Just after 1 P.M., a third teacher told administrators that another student, crying and fearful, admitted to the teacher that he had seen the gun at recess, and the shooter threatened to shoot him if he told anybody, according to Toscano.
A fourth school employee who heard about the danger asked an administrator for permission to conduct a search of the child, but was denied and told to wait the situation out because the school day was almost over, Toscano said.
Shortly after 2 P.M., just as the school day was ending, the boy pulled out the gun and shot Zwerner in the hand and chest while she was teaching a lesson, according to Newport News police, who also said that Zwerner evacuated all the other students from the classroom after she was shot.

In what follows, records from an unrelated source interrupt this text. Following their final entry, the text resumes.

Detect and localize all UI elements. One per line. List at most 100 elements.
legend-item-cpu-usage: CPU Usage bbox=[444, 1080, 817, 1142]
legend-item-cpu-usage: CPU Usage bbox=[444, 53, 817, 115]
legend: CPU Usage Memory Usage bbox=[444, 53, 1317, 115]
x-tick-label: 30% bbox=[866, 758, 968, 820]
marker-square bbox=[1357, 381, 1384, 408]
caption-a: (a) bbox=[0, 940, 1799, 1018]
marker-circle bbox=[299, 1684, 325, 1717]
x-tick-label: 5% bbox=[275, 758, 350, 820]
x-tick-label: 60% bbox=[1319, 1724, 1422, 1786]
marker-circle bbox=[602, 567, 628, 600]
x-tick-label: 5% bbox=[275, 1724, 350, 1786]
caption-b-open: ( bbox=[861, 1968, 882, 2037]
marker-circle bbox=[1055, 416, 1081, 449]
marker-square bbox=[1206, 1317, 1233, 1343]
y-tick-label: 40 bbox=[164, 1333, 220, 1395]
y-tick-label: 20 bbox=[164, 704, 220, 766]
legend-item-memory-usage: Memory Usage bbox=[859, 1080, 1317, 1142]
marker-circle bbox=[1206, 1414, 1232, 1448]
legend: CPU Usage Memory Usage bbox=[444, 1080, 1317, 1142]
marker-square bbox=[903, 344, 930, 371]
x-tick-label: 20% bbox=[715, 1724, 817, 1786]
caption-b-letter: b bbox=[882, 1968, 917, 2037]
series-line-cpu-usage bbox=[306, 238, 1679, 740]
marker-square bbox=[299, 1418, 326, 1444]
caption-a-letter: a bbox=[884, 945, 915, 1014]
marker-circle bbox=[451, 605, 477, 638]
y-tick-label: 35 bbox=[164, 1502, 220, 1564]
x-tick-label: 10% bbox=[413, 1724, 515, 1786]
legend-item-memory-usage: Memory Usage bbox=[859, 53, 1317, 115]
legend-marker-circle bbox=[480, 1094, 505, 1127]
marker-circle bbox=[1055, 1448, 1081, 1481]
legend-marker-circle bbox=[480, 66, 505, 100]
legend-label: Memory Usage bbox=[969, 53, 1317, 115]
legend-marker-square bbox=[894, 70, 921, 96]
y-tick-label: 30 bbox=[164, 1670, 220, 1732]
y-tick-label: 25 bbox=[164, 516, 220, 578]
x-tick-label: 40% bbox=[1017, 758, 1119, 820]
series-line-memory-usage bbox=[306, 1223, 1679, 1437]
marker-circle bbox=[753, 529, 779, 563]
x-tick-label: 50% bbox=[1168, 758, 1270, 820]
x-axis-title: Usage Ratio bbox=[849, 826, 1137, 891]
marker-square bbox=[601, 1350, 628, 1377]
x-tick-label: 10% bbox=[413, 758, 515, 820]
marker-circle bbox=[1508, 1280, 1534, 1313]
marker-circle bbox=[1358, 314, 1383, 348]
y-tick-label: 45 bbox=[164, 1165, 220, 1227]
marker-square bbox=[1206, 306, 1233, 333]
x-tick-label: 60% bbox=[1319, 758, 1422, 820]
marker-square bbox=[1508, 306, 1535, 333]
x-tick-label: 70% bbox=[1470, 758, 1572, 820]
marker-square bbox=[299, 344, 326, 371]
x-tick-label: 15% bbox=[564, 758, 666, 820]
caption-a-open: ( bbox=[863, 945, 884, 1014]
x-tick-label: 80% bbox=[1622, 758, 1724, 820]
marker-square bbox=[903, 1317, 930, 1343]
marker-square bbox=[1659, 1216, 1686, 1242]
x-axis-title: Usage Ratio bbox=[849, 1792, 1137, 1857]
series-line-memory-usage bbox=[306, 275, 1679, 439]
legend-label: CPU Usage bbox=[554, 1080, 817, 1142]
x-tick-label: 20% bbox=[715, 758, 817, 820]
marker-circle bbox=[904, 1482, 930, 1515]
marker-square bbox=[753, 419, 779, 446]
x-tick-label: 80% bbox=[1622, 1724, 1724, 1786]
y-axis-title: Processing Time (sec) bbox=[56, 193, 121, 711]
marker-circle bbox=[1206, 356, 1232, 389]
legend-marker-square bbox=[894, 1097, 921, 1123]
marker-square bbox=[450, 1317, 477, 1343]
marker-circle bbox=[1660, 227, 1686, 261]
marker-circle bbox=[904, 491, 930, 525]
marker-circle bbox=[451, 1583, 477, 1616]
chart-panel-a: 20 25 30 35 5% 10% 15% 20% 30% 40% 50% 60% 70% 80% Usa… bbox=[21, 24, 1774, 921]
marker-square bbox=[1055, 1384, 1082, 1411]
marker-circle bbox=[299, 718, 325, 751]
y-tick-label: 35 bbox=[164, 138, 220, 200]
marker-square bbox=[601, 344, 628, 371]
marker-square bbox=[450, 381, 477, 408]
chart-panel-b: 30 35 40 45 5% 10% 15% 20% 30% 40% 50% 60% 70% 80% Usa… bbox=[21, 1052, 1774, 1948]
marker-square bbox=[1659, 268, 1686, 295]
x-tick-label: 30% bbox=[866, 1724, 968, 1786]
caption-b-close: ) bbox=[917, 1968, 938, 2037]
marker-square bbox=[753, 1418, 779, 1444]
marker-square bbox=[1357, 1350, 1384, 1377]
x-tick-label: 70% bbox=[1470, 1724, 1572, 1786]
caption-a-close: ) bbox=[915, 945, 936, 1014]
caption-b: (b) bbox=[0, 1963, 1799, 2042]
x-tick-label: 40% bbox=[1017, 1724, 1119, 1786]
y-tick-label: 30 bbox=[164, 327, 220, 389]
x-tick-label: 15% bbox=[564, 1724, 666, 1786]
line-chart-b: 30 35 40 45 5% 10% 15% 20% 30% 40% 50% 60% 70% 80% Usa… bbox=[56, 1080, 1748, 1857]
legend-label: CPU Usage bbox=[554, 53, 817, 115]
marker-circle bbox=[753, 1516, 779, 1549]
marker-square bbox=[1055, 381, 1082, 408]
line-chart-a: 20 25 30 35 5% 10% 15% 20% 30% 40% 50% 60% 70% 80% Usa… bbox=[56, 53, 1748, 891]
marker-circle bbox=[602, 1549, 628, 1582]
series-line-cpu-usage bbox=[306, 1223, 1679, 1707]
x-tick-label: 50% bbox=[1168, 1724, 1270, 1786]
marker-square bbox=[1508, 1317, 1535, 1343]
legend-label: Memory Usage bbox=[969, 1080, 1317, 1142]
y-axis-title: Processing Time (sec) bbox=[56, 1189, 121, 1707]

Since the shooting, the school district’s superintendent, George Parker, has come under criticism by parents who call for his resignation or firing. Six days after the shooting, Parker admitted that at least one administrator had been told that the boy may have a gun the day of the shooting. On Wednesday, the Newport News School Board will meet to discuss a separation agreement and severance for the superintendent, Newport News Public Schools did not respond to TIME’s request for comment.
When the Newport News School District sends a message that “teachers are expendable, that this is just a hazard of the job if you teach at Newport News, their response will hover over this school district and this community for decades,” Toscano said.
“Since they can’t roll back time and undo the callousness of the bureaucracy, they can do the right thing and admit what went wrong and fix it,” she added.
Toscano said that since the shooting, Zwerner has been home recovering and “gaining strength every day,” but that Zwerner was between surgeries and physical therapy appointments and the bullet from the shooting remains dangerously inside Zwerner’s body. And while her physical condition is improving, Toscano said Zwerner’s “psychological conditions cut deeply and remain fresh.”
“Abby Zwerner is the best of us, an optimistic, dedicated and caring elementary school teacher who endured the unthinkable; being shot purposely by a 6-year-old student in front of her first grade class while teaching,” Toscano said.
According to a letter previously released by the shooter’s family, the gun belonged to the boy’s mother and they had stored it in a secure location. Newport News police confirmed that his mother had legally purchased the gun. The commonwealth attorney’s office will decide if the mother will face any charges.
The letter also stated that the six-year-old boy has an “acute disability and was under a care plan at the school that included his mother or father attending school with him and accompanying him to class every day.” The week of the shooting was the first instance where neither parent accompanied the boy. Following the shooting, the boy received hospital care and “the treatment he needs,” according to the letter.
On Wednesday, James Ellenson, an attorney for the child’s family, said in a statement that they “continue to pray for Ms. Zwerner and wish her a complete and full recovery.”